- Born: 1797 Doğubeyazıt, Ottoman Empire (present-day Turkey)
- Died: 1859 (aged 61–62) Erzurum, Ottoman Empire
- Occupations: Historian, philosopher, polymath

Academic work
- Era: 19th century
- Main interests: Kurdish history, Kurdish language, ethnography
- Notable works: Habits and Customs of Kurds, Kurdish-French Dictionary

= Mahmud Bayazidi =

Kurdish historian, philosopher, and polymath

Mahmud Bayazidi (Mehmûdê Bazîdî; 1797 – 1859) was an Ottoman Kurdish historian, philosopher, and polymath from Doğubeyazıt.

== Early life ==

He was born in Bayazid (present-day Doğubeyazıt in Ağrı Province, Turkey) in 1797. He began his education by studying the Quran, followed by Arabic, Persian, Ottoman Turkish, and Kurdish.
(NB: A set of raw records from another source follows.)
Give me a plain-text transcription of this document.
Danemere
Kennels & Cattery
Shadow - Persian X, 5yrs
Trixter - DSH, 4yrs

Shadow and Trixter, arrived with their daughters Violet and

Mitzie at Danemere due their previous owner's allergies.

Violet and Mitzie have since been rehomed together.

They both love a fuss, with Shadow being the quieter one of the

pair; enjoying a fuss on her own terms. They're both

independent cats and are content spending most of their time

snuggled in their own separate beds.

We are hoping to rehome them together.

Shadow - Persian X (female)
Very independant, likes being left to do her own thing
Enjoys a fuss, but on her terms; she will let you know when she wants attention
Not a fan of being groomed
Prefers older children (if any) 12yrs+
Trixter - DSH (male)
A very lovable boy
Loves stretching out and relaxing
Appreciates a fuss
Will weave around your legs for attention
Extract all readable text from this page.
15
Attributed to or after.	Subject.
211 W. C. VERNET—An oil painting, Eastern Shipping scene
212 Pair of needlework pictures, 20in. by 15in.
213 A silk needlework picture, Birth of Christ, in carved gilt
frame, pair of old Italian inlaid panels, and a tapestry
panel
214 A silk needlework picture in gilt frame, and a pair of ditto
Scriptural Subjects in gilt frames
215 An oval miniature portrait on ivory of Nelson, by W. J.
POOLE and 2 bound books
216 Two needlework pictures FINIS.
He later moved to Tabriz in northwestern Iran to continue his studies.

After completing his education, he returned to his hometown and worked as a teacher. Following the decline of the Kurdish emirates in Bayazid, he relocated to Erzurum.

==Works==
In 1856, the Russian academic A. Dorne asked A. D. Jaba, the newly appointed Russian consulate in Erzurum, for assistance in analyzing documents in the Kurdish language. Jaba, in turn, employed Mahmud Bayazidi in the field of Kurdish language, history and culture. With the assistance of Bayazidi, a number of Kurdish documents were sent to the Russian Academy of Sciences in Saint Petersburg, including some of Bayazidi's own writings. In 1858–1859, Bayazidi edited the Kurdish–Arabic–Persian grammar book by Ali Taramokhi (Kurdish writer of the 15th–16th century). He also wrote a book containing 3,000 phrases in Kurdish, which shed light on the life of Kurds in the 19th century. This book was translated into French by A. D. Jaba in 1880. Bayazidi wrote another book called Habits and Customs of Kurds, which was published in 1963 by the Russian Kurdologist Margarita Rudenko. From the correspondence of A. D. Jaba with Saint Petersburg, it is evident that Bayazidi had written a book on the modern history of the Kurds, covering the period 1785–1858, although this book appears to have been lost, except for the French translation of its preface. Bayazidi and Jaba also played an instrumental role in preserving old Kurdish literature by collecting more than 50 volumes of handwritten Kurdish classical texts and sending them to the Library of Saint Petersburg. These texts, which have been preserved until now, include the epics of well-known classical poets such as Feqiyê Teyran, Mela Huseynê Bateyî, and Mela Cizîrî, and Mem û Zîn by Ehmedê Xanî. This collection was finally published in 1961 by M. B. Rudenko, titled About the Handwritten Kurdish Texts in Leningrad. During the period 1858–1859, Mahmud Bayazidi and A. D. Jaba wrote the first Kurdish–French and French–Kurdish dictionary, published in 1879. During the same period, Mahmud Bayazidi translated the Sharafnama (History of the Kurdish Nation) from Persian into Kurdish. This is considered the first Kurdish history book in modern times. Its handwritten version is preserved in the Russian National Library. It was published for the first time in 1986.

==Published books==
1. Bayazidi, Mahmud, Mem û Zîn (Mem and Zin), an abstract of Ahmad Khani's poem, Kurmanji version with French translation by Alexandre Jaba, introduced by Hakem, Helkewt, Debireh, no. 5, Paris, 1989.
2. Bayazidi, Mela Mahmud, Adat u rasumatname-ye Akradiye ("Habits and Customs of Kurds"), original manuscript (Kurmandjî in Ottoman characters), published by M. B. Rudenko, with an introduction and Russian translation: Nravy i Obycaj Kurdov, Moscow, 1963.
3. Mela Mahmud Bayazidi, Tawarikh-i Qadim-i Kurdistan; translation of Sharafnama of Sharaf al-Din Khan Bidlisi from Persian into Kurdish; edition of the text, preface, indices and contents by K. K. Kurdoev and Z. S. Musaelan, published by Nauka, Moscow, 1986.